The report emphasizes that it does not attempt to present any security profile on open source software packages, but simply to find out which are the most commonly used so that they can be prioritized for further analysis. In addition to being reviewed for security vulnerabilities, this data also helps identify understaffed projects and those where outdated versions are commonly used.
Lessons learned from the inventory of open source software
One of the key lessons the researchers learned from this project is that there is a strong need for a standardized naming scheme for software components, an issue that also emerged during the first census. This is one of the areas where freedom to modify contributes to serious difficulties in identifying and cataloging such software, adding substantial time to the overall effort of inspecting formats and naming standards.
Documentation of package versions also proved to be a serious problem. The census relied heavily on data provided by survey respondents. In many cases, the respondent named a package version that was way beyond the most recent version in the official repository. After investigation, it was determined that this is often due to companies performing their own internal updates and not sharing them outside of the organization.
From a security perspective, perhaps the most important finding is that a relative handful of developers are responsible for more than 4/5 of the code in the top 50 projects on each list. 136 developers were responsible for just over 80% of all of that code, 23% of projects had a developer responsible for more than 80% of that project’s code, and 94% of projects had less than ten developers contributing to more than 90% of the code. coded.
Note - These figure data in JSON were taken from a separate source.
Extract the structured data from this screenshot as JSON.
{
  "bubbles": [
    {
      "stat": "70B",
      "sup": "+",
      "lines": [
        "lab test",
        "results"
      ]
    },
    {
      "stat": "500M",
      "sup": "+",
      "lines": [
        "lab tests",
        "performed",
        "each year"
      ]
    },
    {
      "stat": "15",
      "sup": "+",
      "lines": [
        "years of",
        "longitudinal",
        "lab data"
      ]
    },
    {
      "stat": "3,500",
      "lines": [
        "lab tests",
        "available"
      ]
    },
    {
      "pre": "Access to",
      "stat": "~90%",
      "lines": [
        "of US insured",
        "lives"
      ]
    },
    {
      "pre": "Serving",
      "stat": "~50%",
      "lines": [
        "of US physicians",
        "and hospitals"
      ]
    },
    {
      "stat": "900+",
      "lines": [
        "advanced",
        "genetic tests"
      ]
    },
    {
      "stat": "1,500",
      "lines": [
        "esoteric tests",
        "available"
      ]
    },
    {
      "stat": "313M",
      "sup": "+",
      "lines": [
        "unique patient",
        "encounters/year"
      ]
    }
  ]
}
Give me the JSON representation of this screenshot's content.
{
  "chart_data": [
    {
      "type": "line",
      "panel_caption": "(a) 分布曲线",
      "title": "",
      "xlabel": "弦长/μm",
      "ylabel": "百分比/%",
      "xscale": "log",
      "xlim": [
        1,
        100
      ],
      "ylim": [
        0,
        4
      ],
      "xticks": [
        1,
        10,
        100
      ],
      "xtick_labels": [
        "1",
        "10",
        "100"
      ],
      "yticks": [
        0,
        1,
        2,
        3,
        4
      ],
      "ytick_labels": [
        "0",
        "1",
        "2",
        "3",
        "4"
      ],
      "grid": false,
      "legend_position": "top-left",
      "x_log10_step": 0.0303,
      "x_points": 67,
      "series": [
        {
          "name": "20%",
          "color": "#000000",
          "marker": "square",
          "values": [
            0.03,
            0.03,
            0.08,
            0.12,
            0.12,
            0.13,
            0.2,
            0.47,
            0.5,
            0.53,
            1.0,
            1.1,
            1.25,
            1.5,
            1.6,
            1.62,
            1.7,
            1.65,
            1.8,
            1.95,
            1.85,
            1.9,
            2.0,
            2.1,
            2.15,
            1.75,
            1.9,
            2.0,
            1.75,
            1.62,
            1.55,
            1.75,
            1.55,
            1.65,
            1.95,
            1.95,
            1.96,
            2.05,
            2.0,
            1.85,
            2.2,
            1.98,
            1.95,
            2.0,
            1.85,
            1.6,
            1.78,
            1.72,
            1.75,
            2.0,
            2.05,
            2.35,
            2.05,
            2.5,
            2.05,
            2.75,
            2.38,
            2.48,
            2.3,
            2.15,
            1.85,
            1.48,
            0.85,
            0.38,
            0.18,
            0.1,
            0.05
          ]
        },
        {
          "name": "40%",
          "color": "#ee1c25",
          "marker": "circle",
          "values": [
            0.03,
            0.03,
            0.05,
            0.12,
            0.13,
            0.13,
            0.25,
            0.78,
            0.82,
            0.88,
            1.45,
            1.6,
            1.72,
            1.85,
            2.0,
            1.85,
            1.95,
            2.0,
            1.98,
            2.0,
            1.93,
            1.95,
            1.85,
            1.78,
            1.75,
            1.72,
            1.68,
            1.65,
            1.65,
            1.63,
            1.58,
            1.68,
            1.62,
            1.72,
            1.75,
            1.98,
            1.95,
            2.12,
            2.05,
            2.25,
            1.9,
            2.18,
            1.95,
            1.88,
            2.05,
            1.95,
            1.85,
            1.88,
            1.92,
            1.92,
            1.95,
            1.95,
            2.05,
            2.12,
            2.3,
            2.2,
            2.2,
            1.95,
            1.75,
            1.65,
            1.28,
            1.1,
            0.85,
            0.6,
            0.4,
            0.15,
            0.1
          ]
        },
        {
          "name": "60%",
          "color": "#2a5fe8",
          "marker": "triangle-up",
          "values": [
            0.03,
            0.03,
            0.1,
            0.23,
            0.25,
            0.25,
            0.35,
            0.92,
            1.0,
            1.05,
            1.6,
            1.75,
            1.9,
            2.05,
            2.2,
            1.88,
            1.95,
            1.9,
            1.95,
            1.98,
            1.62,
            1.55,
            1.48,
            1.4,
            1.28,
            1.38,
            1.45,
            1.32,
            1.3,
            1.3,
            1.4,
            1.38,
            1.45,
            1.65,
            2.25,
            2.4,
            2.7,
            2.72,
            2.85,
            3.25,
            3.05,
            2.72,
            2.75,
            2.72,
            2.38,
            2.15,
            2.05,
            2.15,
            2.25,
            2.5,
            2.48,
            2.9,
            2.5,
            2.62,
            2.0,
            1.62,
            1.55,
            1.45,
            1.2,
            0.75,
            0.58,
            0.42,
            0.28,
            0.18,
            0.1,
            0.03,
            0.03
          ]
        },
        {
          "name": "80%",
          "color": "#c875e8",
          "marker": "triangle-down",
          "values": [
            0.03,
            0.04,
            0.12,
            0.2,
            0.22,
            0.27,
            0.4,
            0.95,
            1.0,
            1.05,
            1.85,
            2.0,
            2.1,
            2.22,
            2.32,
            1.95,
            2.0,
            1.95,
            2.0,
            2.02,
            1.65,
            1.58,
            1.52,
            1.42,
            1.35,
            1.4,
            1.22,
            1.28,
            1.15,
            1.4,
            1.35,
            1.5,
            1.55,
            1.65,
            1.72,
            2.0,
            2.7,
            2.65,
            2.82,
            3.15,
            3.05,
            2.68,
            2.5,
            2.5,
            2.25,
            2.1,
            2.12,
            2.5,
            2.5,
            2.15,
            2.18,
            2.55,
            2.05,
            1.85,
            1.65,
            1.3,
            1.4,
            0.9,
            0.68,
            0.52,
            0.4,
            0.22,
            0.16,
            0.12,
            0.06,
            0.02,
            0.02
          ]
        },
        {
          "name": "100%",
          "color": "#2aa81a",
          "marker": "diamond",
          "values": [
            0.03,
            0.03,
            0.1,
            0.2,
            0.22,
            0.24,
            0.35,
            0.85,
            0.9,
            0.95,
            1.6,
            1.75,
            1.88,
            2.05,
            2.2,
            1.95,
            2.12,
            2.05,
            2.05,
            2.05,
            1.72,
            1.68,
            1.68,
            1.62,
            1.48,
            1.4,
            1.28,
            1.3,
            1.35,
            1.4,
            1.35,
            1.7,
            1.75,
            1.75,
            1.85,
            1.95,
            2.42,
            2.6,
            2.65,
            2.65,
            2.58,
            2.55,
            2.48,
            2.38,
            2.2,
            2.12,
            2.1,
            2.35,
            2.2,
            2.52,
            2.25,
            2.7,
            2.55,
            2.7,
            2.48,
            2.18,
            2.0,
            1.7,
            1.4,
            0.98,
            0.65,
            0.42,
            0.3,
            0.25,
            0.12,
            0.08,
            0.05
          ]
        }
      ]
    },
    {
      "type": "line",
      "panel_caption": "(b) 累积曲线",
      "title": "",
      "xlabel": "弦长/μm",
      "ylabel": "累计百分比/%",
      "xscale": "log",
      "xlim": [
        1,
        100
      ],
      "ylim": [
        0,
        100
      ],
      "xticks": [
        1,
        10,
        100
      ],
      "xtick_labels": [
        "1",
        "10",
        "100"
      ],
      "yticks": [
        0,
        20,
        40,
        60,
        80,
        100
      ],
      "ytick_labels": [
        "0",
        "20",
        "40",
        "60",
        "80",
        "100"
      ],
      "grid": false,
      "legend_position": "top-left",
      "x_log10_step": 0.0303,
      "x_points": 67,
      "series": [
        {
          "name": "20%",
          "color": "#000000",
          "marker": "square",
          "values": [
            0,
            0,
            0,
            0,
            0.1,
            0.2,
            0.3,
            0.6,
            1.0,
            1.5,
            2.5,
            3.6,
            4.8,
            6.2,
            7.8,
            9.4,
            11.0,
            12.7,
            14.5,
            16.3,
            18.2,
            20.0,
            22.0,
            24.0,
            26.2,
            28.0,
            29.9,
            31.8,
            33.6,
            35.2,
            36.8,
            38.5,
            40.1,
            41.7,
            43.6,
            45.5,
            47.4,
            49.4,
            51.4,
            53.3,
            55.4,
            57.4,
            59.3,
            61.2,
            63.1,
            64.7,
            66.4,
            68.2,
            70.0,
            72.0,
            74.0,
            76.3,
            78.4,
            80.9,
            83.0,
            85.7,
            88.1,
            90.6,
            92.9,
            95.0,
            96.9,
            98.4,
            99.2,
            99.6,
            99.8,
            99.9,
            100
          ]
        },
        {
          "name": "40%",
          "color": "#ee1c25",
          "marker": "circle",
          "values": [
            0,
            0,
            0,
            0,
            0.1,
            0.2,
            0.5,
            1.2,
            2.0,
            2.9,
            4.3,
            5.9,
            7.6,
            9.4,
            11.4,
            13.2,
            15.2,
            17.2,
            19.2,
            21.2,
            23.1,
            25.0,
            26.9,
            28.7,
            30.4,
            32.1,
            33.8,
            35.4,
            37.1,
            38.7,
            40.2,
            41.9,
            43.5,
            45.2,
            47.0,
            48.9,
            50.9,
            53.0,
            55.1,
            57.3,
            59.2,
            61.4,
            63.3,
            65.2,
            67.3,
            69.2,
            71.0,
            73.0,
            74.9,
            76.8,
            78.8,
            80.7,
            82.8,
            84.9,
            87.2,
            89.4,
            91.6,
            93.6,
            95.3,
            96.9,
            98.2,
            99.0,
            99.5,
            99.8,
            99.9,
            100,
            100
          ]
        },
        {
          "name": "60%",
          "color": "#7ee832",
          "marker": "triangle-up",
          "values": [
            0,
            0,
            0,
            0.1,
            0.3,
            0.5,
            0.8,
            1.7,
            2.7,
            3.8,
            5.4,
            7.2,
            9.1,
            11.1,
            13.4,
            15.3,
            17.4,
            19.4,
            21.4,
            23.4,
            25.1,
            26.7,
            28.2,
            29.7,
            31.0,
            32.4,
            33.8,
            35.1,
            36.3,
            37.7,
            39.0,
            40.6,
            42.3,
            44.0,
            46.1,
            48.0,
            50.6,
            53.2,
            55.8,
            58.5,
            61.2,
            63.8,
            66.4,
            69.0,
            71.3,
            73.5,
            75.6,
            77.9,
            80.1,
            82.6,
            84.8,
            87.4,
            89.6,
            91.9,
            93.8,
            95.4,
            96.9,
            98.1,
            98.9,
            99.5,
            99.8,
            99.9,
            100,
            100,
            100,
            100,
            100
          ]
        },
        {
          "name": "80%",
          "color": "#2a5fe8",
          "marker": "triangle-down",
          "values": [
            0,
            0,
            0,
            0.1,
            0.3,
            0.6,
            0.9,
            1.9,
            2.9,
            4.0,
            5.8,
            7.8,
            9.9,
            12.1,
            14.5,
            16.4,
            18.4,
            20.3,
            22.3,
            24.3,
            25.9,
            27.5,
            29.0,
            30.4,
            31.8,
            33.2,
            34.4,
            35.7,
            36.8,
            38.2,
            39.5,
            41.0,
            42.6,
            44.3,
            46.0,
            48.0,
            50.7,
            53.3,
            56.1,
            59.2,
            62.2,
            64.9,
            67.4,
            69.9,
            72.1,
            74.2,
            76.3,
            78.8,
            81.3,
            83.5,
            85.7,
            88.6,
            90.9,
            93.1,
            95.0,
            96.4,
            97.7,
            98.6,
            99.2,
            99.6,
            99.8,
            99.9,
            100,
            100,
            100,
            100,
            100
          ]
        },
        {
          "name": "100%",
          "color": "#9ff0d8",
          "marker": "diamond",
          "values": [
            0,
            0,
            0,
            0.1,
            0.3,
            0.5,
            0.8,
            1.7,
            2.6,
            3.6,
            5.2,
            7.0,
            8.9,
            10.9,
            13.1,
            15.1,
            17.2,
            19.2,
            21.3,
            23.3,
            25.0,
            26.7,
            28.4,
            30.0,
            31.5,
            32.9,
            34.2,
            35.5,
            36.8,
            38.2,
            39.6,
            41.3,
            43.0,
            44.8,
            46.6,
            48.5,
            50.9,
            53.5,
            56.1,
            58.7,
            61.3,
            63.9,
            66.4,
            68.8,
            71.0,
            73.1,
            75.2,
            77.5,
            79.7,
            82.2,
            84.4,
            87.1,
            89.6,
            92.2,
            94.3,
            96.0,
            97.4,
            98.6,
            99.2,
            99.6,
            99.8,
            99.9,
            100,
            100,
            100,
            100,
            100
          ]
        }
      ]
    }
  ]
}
The security of individual developers is also a potentially underestimated issue, given that many packages that featured in the top 500 assorted lists are hosted by such accounts. These accounts tend to have less security to protect them than organizational accounts. The report notes that account takeovers on GitHub and other sites have increased in recent times, usually with the goal of installing backdoors into the project. Developers can also simply “go rogue” for a number of reasons and unexpectedly extract access to their code or even intentionally corrupt it, as happened recently with the “colours.js” and “faker” libraries. .js”.
The study notes that government involvement could help the situation. For example, the EU established a FOSS strategy in 2014 (which was renewed in 2020), but very few other nations have made efforts of this nature in the open source software space. The United States has been slowly building a campaign for a “software bill of materials” that would require components of open-source software used in government systems to be cataloged and updated. A push for such a measure began in 2014, but did not begin to become a federal requirement until an executive order from the Biden administration last year tasked the National Institutes of Standards and Technology with developing minimal elements.